We had come out of reentry blackout. The approach program that Yellowbaby had written, complete with voice interaction module, was in contact with Basel/Mulhouse, our purported destination. As long as everything went according to plan, the program would get us where we wanted to go. If anything went wrong ... well, the Babe was supposed to have improvised if anything went wrong.

"Let's blow out of here." Django heaved himself out of the seat and swung down the ladder to the equipment bay. I followed. We pulled EV suits from the lockers and struggled into them. I could feel the deck tilting as the wing began a series of long, lazy S curves to slow our descent.

As Django unfastened his suit's weighty backpack he began to sing; his voice sounded like gears being stripped. "I'm flying high, but I've got a feeling I'm falling...." He quickly shucked the rest of the excess baggage: comm and life-support systems, various umbilicals. "...falling for nobody else but you."

"Would you shut the hell up?" I tossed the still camera from my suit onto the pile.

"What's the matter?" There was a chemical edge to his giggle. "Don't like Fats Waller?"

Yellowbaby's program was reassuring Basel even as we banked gracefully toward the Jura Mountains. "No problem, Basel Control," the dead man's voice drawled. "Malf on the main guidance computer. I've got backup. My L over D is nominal. You just keep the tourists off the runway and I'll see you in ten minutes."

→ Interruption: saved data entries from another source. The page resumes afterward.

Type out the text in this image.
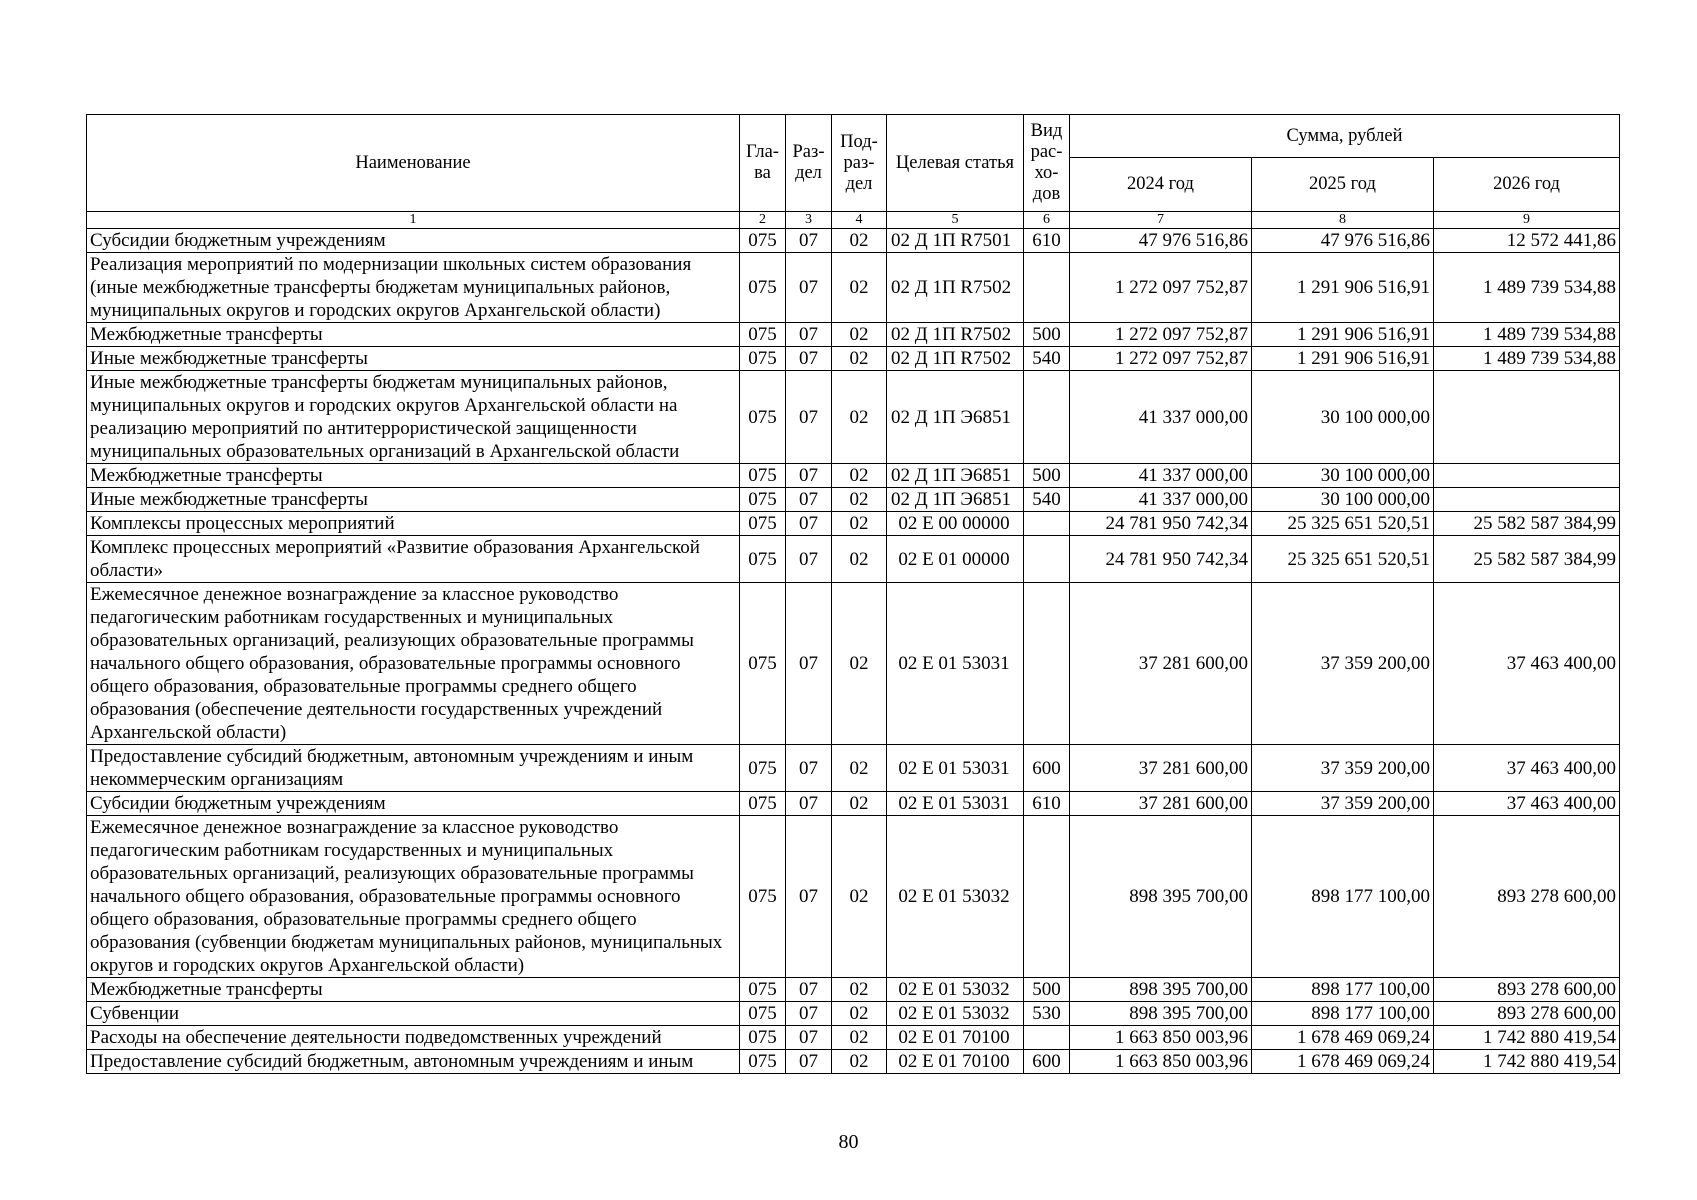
Наименование	Гла-ва	Раз-дел	Под-раз-дел	Целевая статья	Вид рас-хо-дов	Сумма, рублей		
						2024 год	2025 год	2026 год
1	2	3	4	5	6	7	8	9
Субсидии бюджетным учреждениям	075	07	02	02 Д 1П R7501	610	47 976 516,86	47 976 516,86	12 572 441,86
Реализация мероприятий по модернизации школьных систем образования (иные межбюджетные трансферты бюджетам муниципальных районов, муниципальных округов и городских округов Архангельской области)	075	07	02	02 Д 1П R7502		1 272 097 752,87	1 291 906 516,91	1 489 739 534,88
Межбюджетные трансферты	075	07	02	02 Д 1П R7502	500	1 272 097 752,87	1 291 906 516,91	1 489 739 534,88
Иные межбюджетные трансферты	075	07	02	02 Д 1П R7502	540	1 272 097 752,87	1 291 906 516,91	1 489 739 534,88
Иные межбюджетные трансферты бюджетам муниципальных районов, муниципальных округов и городских округов Архангельской области на реализацию мероприятий по антитеррористической защищенности муниципальных образовательных организаций в Архангельской области	075	07	02	02 Д 1П Э6851		41 337 000,00	30 100 000,00	
Межбюджетные трансферты	075	07	02	02 Д 1П Э6851	500	41 337 000,00	30 100 000,00	
Иные межбюджетные трансферты	075	07	02	02 Д 1П Э6851	540	41 337 000,00	30 100 000,00	
Комплексы процессных мероприятий	075	07	02	02 Е 00 00000		24 781 950 742,34	25 325 651 520,51	25 582 587 384,99
Комплекс процессных мероприятий «Развитие образования Архангельской области»	075	07	02	02 Е 01 00000		24 781 950 742,34	25 325 651 520,51	25 582 587 384,99
Ежемесячное денежное вознаграждение за классное руководство педагогическим работникам государственных и муниципальных образовательных организаций, реализующих образовательные программы начального общего образования, образовательные программы основного общего образования, образовательные программы среднего общего образования (обеспечение деятельности государственных учреждений Архангельской области)	075	07	02	02 Е 01 53031		37 281 600,00	37 359 200,00	37 463 400,00
Предоставление субсидий бюджетным, автономным учреждениям и иным некоммерческим организациям	075	07	02	02 Е 01 53031	600	37 281 600,00	37 359 200,00	37 463 400,00
Субсидии бюджетным учреждениям	075	07	02	02 Е 01 53031	610	37 281 600,00	37 359 200,00	37 463 400,00
Ежемесячное денежное вознаграждение за классное руководство педагогическим работникам государственных и муниципальных образовательных организаций, реализующих образовательные программы начального общего образования, образовательные программы основного общего образования, образовательные программы среднего общего образования (субвенции бюджетам муниципальных районов, муниципальных округов и городских округов Архангельской области)	075	07	02	02 Е 01 53032		898 395 700,00	898 177 100,00	893 278 600,00
Межбюджетные трансферты	075	07	02	02 Е 01 53032	500	898 395 700,00	898 177 100,00	893 278 600,00
Субвенции	075	07	02	02 Е 01 53032	530	898 395 700,00	898 177 100,00	893 278 600,00
Расходы на обеспечение деятельности подведомственных учреждений	075	07	02	02 Е 01 70100		1 663 850 003,96	1 678 469 069,24	1 742 880 419,54
Предоставление субсидий бюджетным, автономным учреждениям и иным	075	07	02	02 Е 01 70100	600	1 663 850 003,96	1 678 469 069,24	1 742 880 419,54
80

I put the microcam in rest mode--no sense wasting memory dots shooting the inside of an EV suit--and picked up the pressure helmet. Django blew me a kiss. "Don't forget to duck," he said. He made a quacking sound and flapped his arms. I put the helmet on and closed the seals. It was a relief not to have to listen to him; we had disabled the comm units to keep the ops from tracking us. He handed me one of the slim airfoil packs we had smuggled onto and off of Orbital 7. I stuck my arms through the harness and fastened the front straps. I could still hear Yellowbaby's muffled voice talking to the Swiss controllers. "Negative, Basel Control, I don't need escort. Initiating terminal guidance procedures."